Substitution Cipher: Algorithm
The basic algorithm of the substitution cipher breaker
can be characterized as hillclimbing with several
random starting points. Our "landscape" consists of all permutations
(substitutions) of the 27 characters allowed in the cipher-text.
We will distinguish three phases:
Phase 1: Picking a Starting Point
Originally we picked an arbitrary permutation of the
alphabet. However, it proved to be better to start with
a permutation that is "close" to the optimal permutation
according to a single letter (monogram) frequency analysis.
By close we mean that the permutation can be obtained by a few
transpositions (swaps) of neighbouring elements from this optimal
permutation.
Phase 2: Climbing the Hill using Trigram Scoring
Giving a permutation to start with and a
scoring scheme based on trigrams that
assigns values to permutations. We now try to improve the permutation.
That is we try to modify the permutation slightly so that the score
of the modified permutation is higher than the score of the original
one. We do so until we cannot improve the permutation anymore.
As "slight modifications" we only consider transpositions.

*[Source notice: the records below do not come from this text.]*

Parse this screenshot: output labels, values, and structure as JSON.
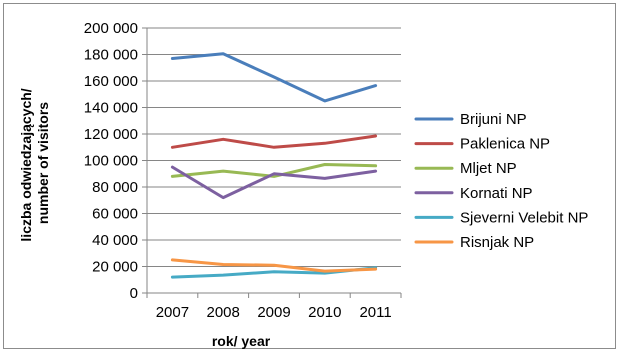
{
  "chart_data": {
    "type": "line",
    "title": "",
    "xlabel": "rok/ year",
    "ylabel_lines": [
      "liczba odwiedzających/",
      "number of visitors"
    ],
    "categories": [
      "2007",
      "2008",
      "2009",
      "2010",
      "2011"
    ],
    "ylim": [
      0,
      200000
    ],
    "ytick_values": [
      0,
      20000,
      40000,
      60000,
      80000,
      100000,
      120000,
      140000,
      160000,
      180000,
      200000
    ],
    "ytick_labels": [
      "0",
      "20 000",
      "40 000",
      "60 000",
      "80 000",
      "100 000",
      "120 000",
      "140 000",
      "160 000",
      "180 000",
      "200 000"
    ],
    "grid": "horizontal-major",
    "legend_position": "right",
    "series": [
      {
        "name": "Brijuni NP",
        "color": "#4a7ebb",
        "values": [
          177000,
          180500,
          163000,
          145000,
          156500
        ]
      },
      {
        "name": "Paklenica NP",
        "color": "#be4b48",
        "values": [
          110000,
          116000,
          110000,
          113000,
          118500
        ]
      },
      {
        "name": "Mljet NP",
        "color": "#98b954",
        "values": [
          88000,
          92000,
          88000,
          97000,
          96000
        ]
      },
      {
        "name": "Kornati NP",
        "color": "#7d60a0",
        "values": [
          95000,
          72000,
          90000,
          86500,
          92000
        ]
      },
      {
        "name": "Sjeverni Velebit NP",
        "color": "#46aac5",
        "values": [
          12000,
          13500,
          16000,
          15000,
          19000
        ]
      },
      {
        "name": "Risnjak NP",
        "color": "#f79646",
        "values": [
          25000,
          21500,
          21000,
          16500,
          18000
        ]
      }
    ]
  }
}
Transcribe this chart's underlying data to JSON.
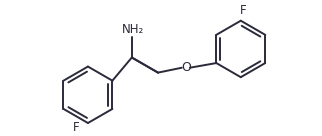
{
  "bg_color": "#ffffff",
  "line_color": "#2a2a3a",
  "line_width": 1.4,
  "font_size_label": 8.5,
  "NH2_label": "NH₂",
  "O_label": "O",
  "F_label_left": "F",
  "F_label_right": "F",
  "figure_width": 3.22,
  "figure_height": 1.36,
  "dpi": 100
}
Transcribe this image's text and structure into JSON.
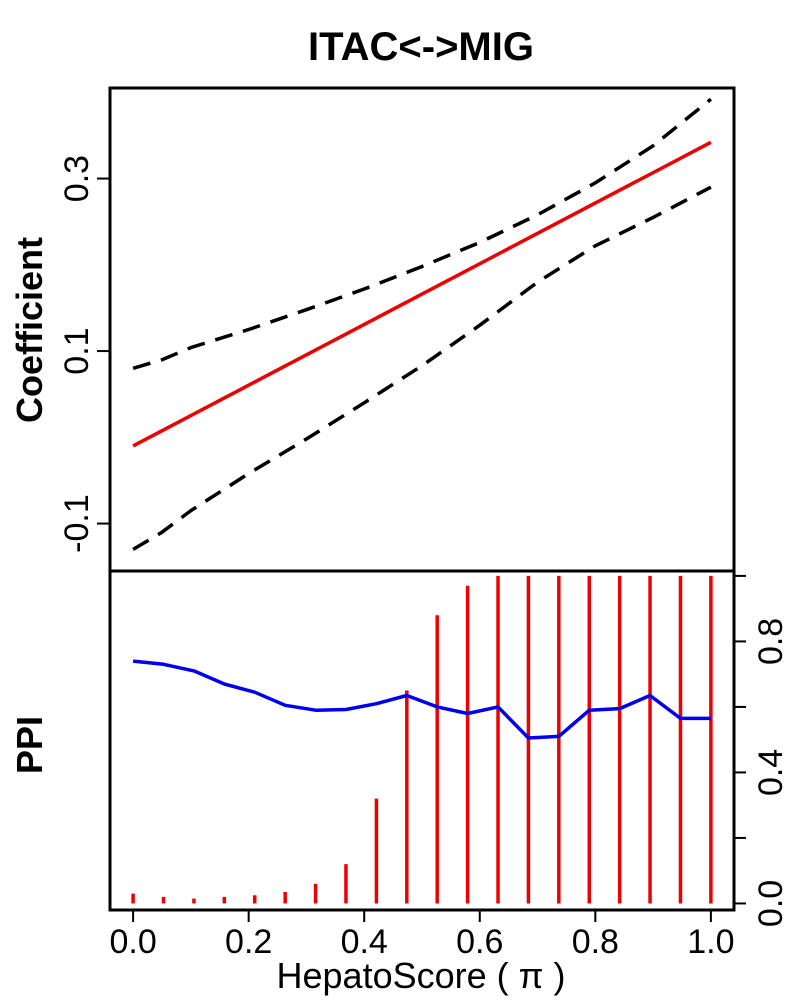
{
  "chart_data": [
    {
      "type": "line",
      "title": "ITAC<->MIG",
      "ylabel": "Coefficient",
      "xlabel": "",
      "xlim": [
        -0.04,
        1.04
      ],
      "ylim": [
        -0.155,
        0.405
      ],
      "yticks": [
        -0.1,
        0.1,
        0.3
      ],
      "ytick_labels": [
        "-0.1",
        "0.1",
        "0.3"
      ],
      "series": [
        {
          "role": "estimate",
          "color": "#ee0000",
          "style": "solid",
          "x": [
            0.0,
            1.0
          ],
          "y": [
            -0.01,
            0.342
          ]
        },
        {
          "role": "upper-band",
          "color": "#000000",
          "style": "dashed",
          "x": [
            0.0,
            0.05,
            0.1,
            0.2,
            0.3,
            0.4,
            0.5,
            0.6,
            0.7,
            0.8,
            0.9,
            1.0
          ],
          "y": [
            0.08,
            0.09,
            0.104,
            0.125,
            0.148,
            0.172,
            0.198,
            0.226,
            0.258,
            0.295,
            0.338,
            0.392
          ]
        },
        {
          "role": "lower-band",
          "color": "#000000",
          "style": "dashed",
          "x": [
            0.0,
            0.05,
            0.1,
            0.2,
            0.3,
            0.4,
            0.5,
            0.6,
            0.7,
            0.8,
            0.9,
            1.0
          ],
          "y": [
            -0.13,
            -0.11,
            -0.085,
            -0.042,
            -0.002,
            0.04,
            0.083,
            0.13,
            0.18,
            0.222,
            0.255,
            0.29
          ]
        }
      ]
    },
    {
      "type": "bar",
      "ylabel": "PPI",
      "xlabel": "HepatoScore ( π )",
      "xlim": [
        -0.04,
        1.04
      ],
      "ylim": [
        -0.02,
        1.015
      ],
      "yticks": [
        0.0,
        0.4,
        0.8
      ],
      "ytick_labels": [
        "0.0",
        "0.4",
        "0.8"
      ],
      "xticks": [
        0.0,
        0.2,
        0.4,
        0.6,
        0.8,
        1.0
      ],
      "xtick_labels": [
        "0.0",
        "0.2",
        "0.4",
        "0.6",
        "0.8",
        "1.0"
      ],
      "yaxis_side": "right",
      "series": [
        {
          "role": "ppi-bars",
          "color": "#ee0000",
          "x": [
            0.0,
            0.0526,
            0.1053,
            0.1579,
            0.2105,
            0.2632,
            0.3158,
            0.3684,
            0.4211,
            0.4737,
            0.5263,
            0.5789,
            0.6316,
            0.6842,
            0.7368,
            0.7895,
            0.8421,
            0.8947,
            0.9474,
            1.0
          ],
          "values": [
            0.03,
            0.02,
            0.015,
            0.02,
            0.025,
            0.035,
            0.06,
            0.12,
            0.32,
            0.65,
            0.88,
            0.97,
            1.0,
            1.0,
            1.0,
            1.0,
            1.0,
            1.0,
            1.0,
            1.0
          ]
        },
        {
          "role": "ppi-line",
          "color": "#0000ee",
          "style": "solid",
          "x": [
            0.0,
            0.0526,
            0.1053,
            0.1579,
            0.2105,
            0.2632,
            0.3158,
            0.3684,
            0.4211,
            0.4737,
            0.5263,
            0.5789,
            0.6316,
            0.6842,
            0.7368,
            0.7895,
            0.8421,
            0.8947,
            0.9474,
            1.0
          ],
          "values": [
            0.74,
            0.73,
            0.71,
            0.67,
            0.645,
            0.605,
            0.59,
            0.592,
            0.61,
            0.635,
            0.6,
            0.58,
            0.6,
            0.505,
            0.51,
            0.59,
            0.595,
            0.635,
            0.565,
            0.565
          ]
        }
      ]
    }
  ]
}
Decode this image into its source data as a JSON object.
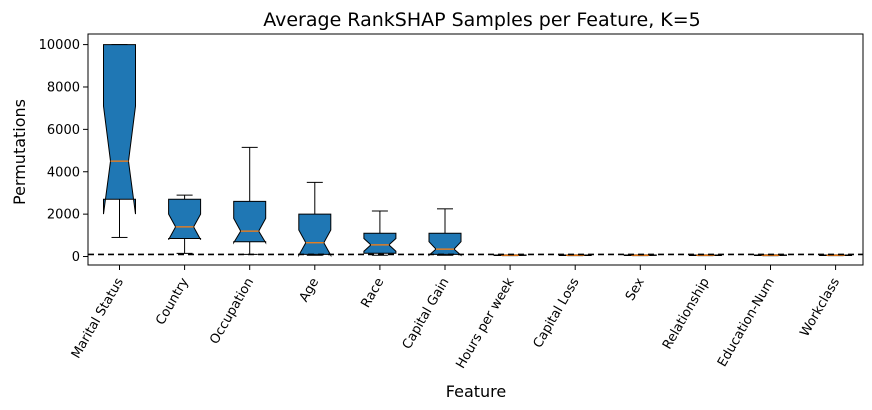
{
  "chart_data": {
    "type": "box",
    "title": "Average RankSHAP Samples per Feature, K=5",
    "xlabel": "Feature",
    "ylabel": "Permutations",
    "ylim": [
      -400,
      10500
    ],
    "yticks": [
      0,
      2000,
      4000,
      6000,
      8000,
      10000
    ],
    "reference_line": {
      "y": 100,
      "style": "dashed",
      "color": "#000000"
    },
    "notched": true,
    "box_color": "#1f77b4",
    "median_color": "#ff7f0e",
    "grid": false,
    "categories": [
      "Marital Status",
      "Country",
      "Occupation",
      "Age",
      "Race",
      "Capital Gain",
      "Hours per week",
      "Capital Loss",
      "Sex",
      "Relationship",
      "Education-Num",
      "Workclass"
    ],
    "boxes": [
      {
        "whisker_low": 900,
        "q1": 2700,
        "median": 4500,
        "q3": 10000,
        "whisker_high": 10000,
        "notch_low": 2000,
        "notch_high": 7100
      },
      {
        "whisker_low": 150,
        "q1": 850,
        "median": 1400,
        "q3": 2700,
        "whisker_high": 2900,
        "notch_low": 800,
        "notch_high": 2000
      },
      {
        "whisker_low": 100,
        "q1": 700,
        "median": 1200,
        "q3": 2600,
        "whisker_high": 5150,
        "notch_low": 650,
        "notch_high": 1800
      },
      {
        "whisker_low": 60,
        "q1": 100,
        "median": 650,
        "q3": 2000,
        "whisker_high": 3500,
        "notch_low": 60,
        "notch_high": 1250
      },
      {
        "whisker_low": 60,
        "q1": 150,
        "median": 550,
        "q3": 1100,
        "whisker_high": 2150,
        "notch_low": 250,
        "notch_high": 850
      },
      {
        "whisker_low": 60,
        "q1": 100,
        "median": 350,
        "q3": 1100,
        "whisker_high": 2250,
        "notch_low": 60,
        "notch_high": 700
      },
      {
        "whisker_low": 40,
        "q1": 50,
        "median": 60,
        "q3": 70,
        "whisker_high": 80,
        "notch_low": 55,
        "notch_high": 65
      },
      {
        "whisker_low": 40,
        "q1": 50,
        "median": 60,
        "q3": 70,
        "whisker_high": 80,
        "notch_low": 55,
        "notch_high": 65
      },
      {
        "whisker_low": 40,
        "q1": 50,
        "median": 60,
        "q3": 70,
        "whisker_high": 80,
        "notch_low": 55,
        "notch_high": 65
      },
      {
        "whisker_low": 40,
        "q1": 50,
        "median": 60,
        "q3": 70,
        "whisker_high": 80,
        "notch_low": 55,
        "notch_high": 65
      },
      {
        "whisker_low": 40,
        "q1": 50,
        "median": 60,
        "q3": 70,
        "whisker_high": 80,
        "notch_low": 55,
        "notch_high": 65
      },
      {
        "whisker_low": 40,
        "q1": 50,
        "median": 60,
        "q3": 70,
        "whisker_high": 80,
        "notch_low": 55,
        "notch_high": 65
      }
    ]
  }
}
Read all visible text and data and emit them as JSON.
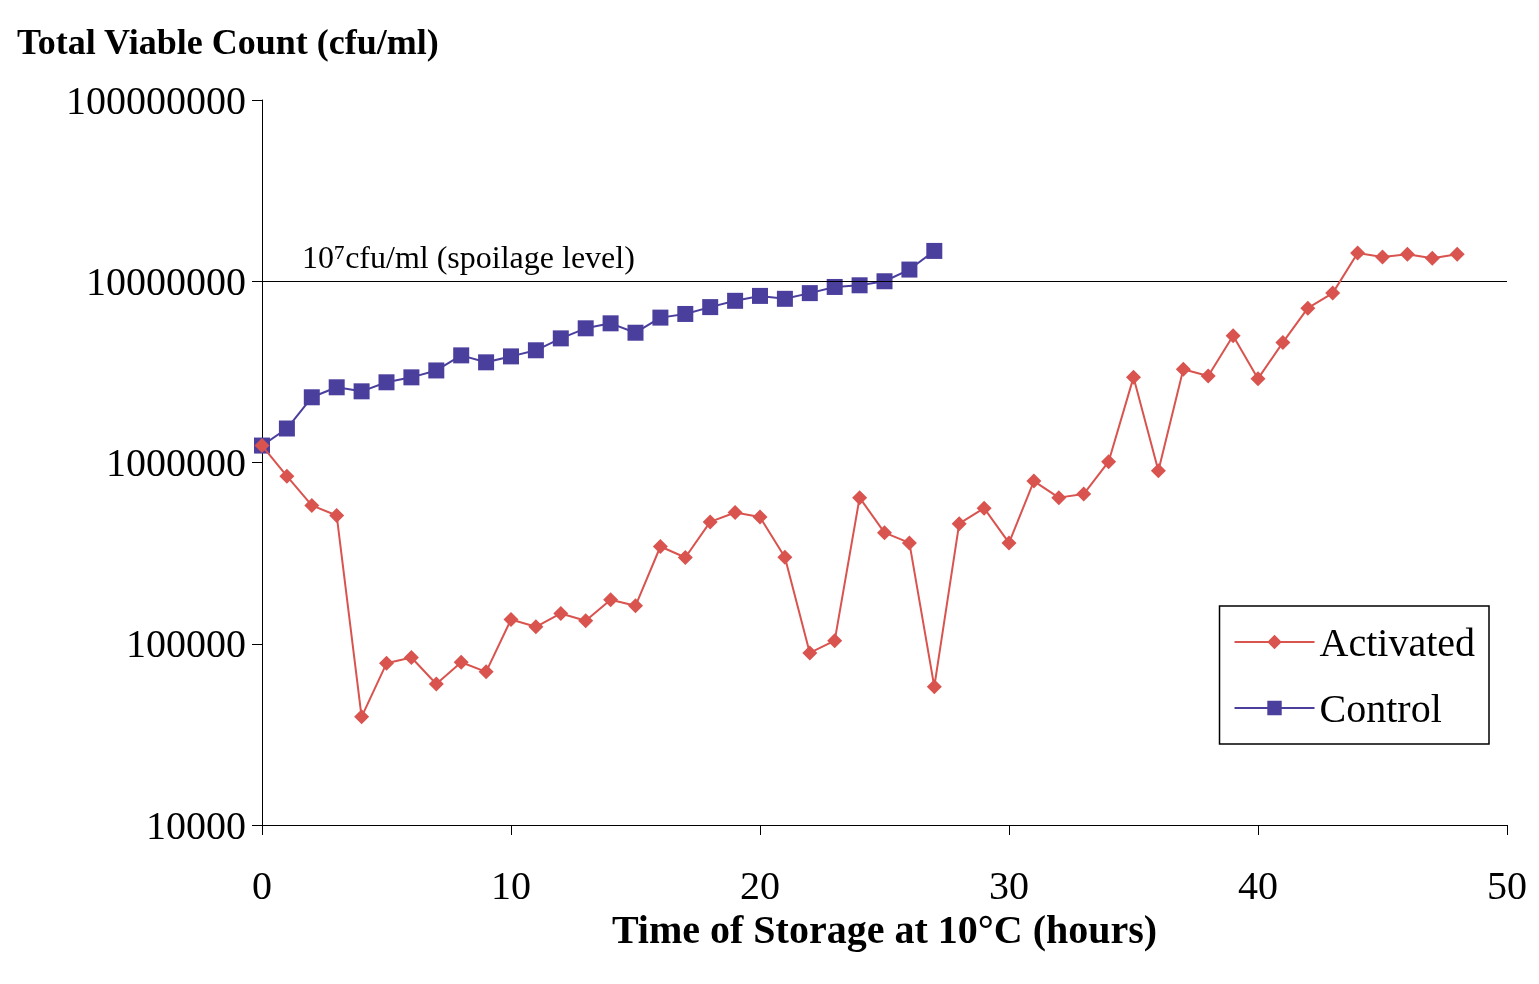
{
  "chart_data": {
    "type": "line",
    "ylabel": "Total Viable Count (cfu/ml)",
    "xlabel": "Time of Storage at 10°C (hours)",
    "xlim": [
      0,
      50
    ],
    "xticks": [
      0,
      10,
      20,
      30,
      40,
      50
    ],
    "ylim": [
      10000,
      100000000
    ],
    "yticks": [
      10000,
      100000,
      1000000,
      10000000,
      100000000
    ],
    "log": "y",
    "grid": false,
    "legend": "bottom right",
    "ref_lines": [
      {
        "axis": "y",
        "value": 10000000,
        "label": "10⁷cfu/ml (spoilage level)",
        "color": "#000000"
      }
    ],
    "series": [
      {
        "name": "Activated",
        "color": "#d9534f",
        "marker": "diamond",
        "x": [
          0,
          1,
          2,
          3,
          4,
          5,
          6,
          7,
          8,
          9,
          10,
          11,
          12,
          13,
          14,
          15,
          16,
          17,
          18,
          19,
          20,
          21,
          22,
          23,
          24,
          25,
          26,
          27,
          28,
          29,
          30,
          31,
          32,
          33,
          34,
          35,
          36,
          37,
          38,
          39,
          40,
          41,
          42,
          43,
          44,
          45,
          46,
          47,
          48
        ],
        "values": [
          1240000,
          840000,
          580000,
          510000,
          39500,
          78000,
          84000,
          60000,
          79000,
          70000,
          136000,
          124000,
          147000,
          134000,
          175000,
          162000,
          344000,
          299000,
          470000,
          530000,
          500000,
          300000,
          89000,
          104000,
          640000,
          410000,
          360000,
          58000,
          460000,
          560000,
          360000,
          790000,
          640000,
          670000,
          1010000,
          2950000,
          900000,
          3270000,
          3000000,
          5000000,
          2900000,
          4600000,
          7100000,
          8600000,
          14300000,
          13600000,
          14100000,
          13400000,
          14100000
        ]
      },
      {
        "name": "Control",
        "color": "#4b3f9e",
        "marker": "square",
        "x": [
          0,
          1,
          2,
          3,
          4,
          5,
          6,
          7,
          8,
          9,
          10,
          11,
          12,
          13,
          14,
          15,
          16,
          17,
          18,
          19,
          20,
          21,
          22,
          23,
          24,
          25,
          26,
          27
        ],
        "values": [
          1240000,
          1540000,
          2290000,
          2600000,
          2470000,
          2770000,
          2950000,
          3220000,
          3900000,
          3570000,
          3850000,
          4160000,
          4840000,
          5500000,
          5860000,
          5200000,
          6300000,
          6600000,
          7200000,
          7800000,
          8300000,
          8000000,
          8600000,
          9300000,
          9500000,
          10000000,
          11600000,
          14700000
        ]
      }
    ]
  }
}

Phase 3: Climbing the Hill using Dictionary Scoring
This phase tries to fine tune the permutation that was the result
of phase 2. It also employs hillclimbing but uses a different
dictionary based scoring scheme.
Phase 1 to 3 are repeated several times. The permutations that had the highest
scores are saved.
Somtimes the dictionary optimization (phase 3) does more harm
than good especially if there are many words in the text that are not in the
dictionary. We therefore save not only the permutatation that had the highest
dictionary score but also the one that had the highest trigram score.
Last Update: 97/06/20